You've never seen the Milky Way quite like this.
A new panoramic view of our galaxy is the result of 2.5 million images captured by NASA’s Spitzer Space Telescope -- and is the clearest video tour of the galaxy yet made. Just check it out above.
"If we actually printed this out, we'd need a billboard as big as the Rose Bowl Stadium to display it," Robert Hurt, an imaging specialist at NASA's Spitzer Space Science Center in Pasadena, Calif, said in a written statement. "Instead, we've created a digital viewer that anyone, even astronomers, can use."

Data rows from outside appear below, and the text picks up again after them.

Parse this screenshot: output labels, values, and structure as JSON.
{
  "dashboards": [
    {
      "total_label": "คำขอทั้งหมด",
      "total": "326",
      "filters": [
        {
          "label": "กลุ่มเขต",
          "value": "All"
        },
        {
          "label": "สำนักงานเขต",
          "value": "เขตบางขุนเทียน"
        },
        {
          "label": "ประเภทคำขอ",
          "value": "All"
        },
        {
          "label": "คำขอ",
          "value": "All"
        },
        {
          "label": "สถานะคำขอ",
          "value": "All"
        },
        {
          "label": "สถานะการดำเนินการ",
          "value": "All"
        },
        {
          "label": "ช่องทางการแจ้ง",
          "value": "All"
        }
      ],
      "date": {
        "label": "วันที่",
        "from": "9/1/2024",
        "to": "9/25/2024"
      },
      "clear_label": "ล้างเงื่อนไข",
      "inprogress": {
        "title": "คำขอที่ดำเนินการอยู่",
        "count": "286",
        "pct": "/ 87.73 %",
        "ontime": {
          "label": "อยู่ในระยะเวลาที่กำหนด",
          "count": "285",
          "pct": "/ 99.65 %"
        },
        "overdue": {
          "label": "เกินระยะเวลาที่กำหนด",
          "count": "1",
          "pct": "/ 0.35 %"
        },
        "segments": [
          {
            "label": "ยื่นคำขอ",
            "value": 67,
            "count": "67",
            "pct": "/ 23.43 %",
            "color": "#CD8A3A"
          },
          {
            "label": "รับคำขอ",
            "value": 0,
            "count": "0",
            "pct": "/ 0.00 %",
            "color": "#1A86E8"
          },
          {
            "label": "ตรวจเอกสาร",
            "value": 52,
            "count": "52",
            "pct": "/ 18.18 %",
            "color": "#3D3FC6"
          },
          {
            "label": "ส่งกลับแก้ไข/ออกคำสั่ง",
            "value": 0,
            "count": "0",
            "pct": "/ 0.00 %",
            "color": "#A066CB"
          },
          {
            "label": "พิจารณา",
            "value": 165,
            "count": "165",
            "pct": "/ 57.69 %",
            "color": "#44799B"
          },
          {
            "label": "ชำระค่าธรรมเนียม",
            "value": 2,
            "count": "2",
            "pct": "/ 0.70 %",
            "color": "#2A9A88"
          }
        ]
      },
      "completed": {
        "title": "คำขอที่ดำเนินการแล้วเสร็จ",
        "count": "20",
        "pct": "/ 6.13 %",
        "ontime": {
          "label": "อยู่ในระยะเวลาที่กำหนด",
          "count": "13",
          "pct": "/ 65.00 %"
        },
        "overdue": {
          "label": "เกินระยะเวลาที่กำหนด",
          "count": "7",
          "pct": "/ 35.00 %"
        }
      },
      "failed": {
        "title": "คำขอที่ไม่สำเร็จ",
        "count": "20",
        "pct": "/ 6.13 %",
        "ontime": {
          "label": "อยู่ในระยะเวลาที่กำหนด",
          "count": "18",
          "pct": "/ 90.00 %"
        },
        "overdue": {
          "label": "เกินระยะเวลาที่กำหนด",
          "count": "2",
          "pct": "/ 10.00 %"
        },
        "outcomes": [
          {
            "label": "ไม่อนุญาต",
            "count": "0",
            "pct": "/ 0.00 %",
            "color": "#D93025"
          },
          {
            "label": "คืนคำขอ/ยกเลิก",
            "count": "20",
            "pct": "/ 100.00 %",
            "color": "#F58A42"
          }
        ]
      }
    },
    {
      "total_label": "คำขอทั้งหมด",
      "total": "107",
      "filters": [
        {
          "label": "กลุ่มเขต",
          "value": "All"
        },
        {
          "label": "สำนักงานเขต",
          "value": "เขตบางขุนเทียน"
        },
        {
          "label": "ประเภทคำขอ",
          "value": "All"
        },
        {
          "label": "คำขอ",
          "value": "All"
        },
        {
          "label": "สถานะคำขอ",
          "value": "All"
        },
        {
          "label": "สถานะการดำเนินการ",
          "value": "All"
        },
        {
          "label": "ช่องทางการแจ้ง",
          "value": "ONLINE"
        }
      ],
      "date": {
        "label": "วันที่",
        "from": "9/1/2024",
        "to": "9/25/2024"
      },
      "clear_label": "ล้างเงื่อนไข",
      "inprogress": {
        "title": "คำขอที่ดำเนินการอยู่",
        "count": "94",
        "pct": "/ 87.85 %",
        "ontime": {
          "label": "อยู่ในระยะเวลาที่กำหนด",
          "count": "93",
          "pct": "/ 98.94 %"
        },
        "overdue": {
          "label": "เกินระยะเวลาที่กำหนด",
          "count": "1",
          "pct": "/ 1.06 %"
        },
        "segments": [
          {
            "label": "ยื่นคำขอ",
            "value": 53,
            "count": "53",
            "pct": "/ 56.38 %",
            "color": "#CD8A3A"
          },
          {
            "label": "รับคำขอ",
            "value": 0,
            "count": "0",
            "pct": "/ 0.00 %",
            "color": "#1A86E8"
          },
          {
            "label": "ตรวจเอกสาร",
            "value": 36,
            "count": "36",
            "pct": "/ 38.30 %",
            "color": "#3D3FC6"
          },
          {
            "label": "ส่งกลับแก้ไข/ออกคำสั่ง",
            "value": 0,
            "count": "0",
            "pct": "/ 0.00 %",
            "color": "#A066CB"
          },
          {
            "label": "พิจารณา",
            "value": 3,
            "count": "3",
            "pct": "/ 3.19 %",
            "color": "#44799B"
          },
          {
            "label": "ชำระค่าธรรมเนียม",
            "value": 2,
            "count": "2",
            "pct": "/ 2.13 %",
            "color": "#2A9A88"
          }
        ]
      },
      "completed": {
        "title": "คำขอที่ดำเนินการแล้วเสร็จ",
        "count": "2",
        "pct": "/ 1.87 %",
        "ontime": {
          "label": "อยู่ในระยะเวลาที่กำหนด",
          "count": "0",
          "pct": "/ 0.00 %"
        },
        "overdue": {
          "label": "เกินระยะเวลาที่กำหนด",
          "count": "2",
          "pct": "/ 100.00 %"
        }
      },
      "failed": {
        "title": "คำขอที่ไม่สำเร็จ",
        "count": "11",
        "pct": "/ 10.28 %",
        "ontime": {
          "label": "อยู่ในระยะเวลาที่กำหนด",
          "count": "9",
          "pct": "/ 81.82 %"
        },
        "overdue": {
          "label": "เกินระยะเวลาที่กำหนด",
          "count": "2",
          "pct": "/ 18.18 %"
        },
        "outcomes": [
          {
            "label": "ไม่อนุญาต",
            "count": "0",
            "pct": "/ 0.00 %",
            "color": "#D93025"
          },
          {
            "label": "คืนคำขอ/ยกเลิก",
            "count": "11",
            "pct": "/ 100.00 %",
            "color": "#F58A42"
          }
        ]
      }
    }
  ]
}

The images were taken from 172 days of observations over a decade-long period as part of the GLIMPSE (Galactic Legacy Infrared Midplane Extraordinaire) project. From intergalactic space, the Milky Way looks a lot like a flat disc, but from our vantage point in the video we can see that most of the galaxy falls within a thin strip.
"That's why the GLIMPSE 360 panorama, which covers only 3 percent of the sky, captures over half of all the stars in the galaxy's disc and over 90 percent of regions where the stars are forming," the video's narrator says. "In this panorama we see stars shining brightest at the shorter infrared wavelengths, rendered in blue, while dust clouds light up at longer wavelengths, seen in red. Moreover infrared light can penetrate the dusty smog that fills our galaxy, letting us see wonders that are hidden in visible light."
Our cosmic home sure is a thing of beauty.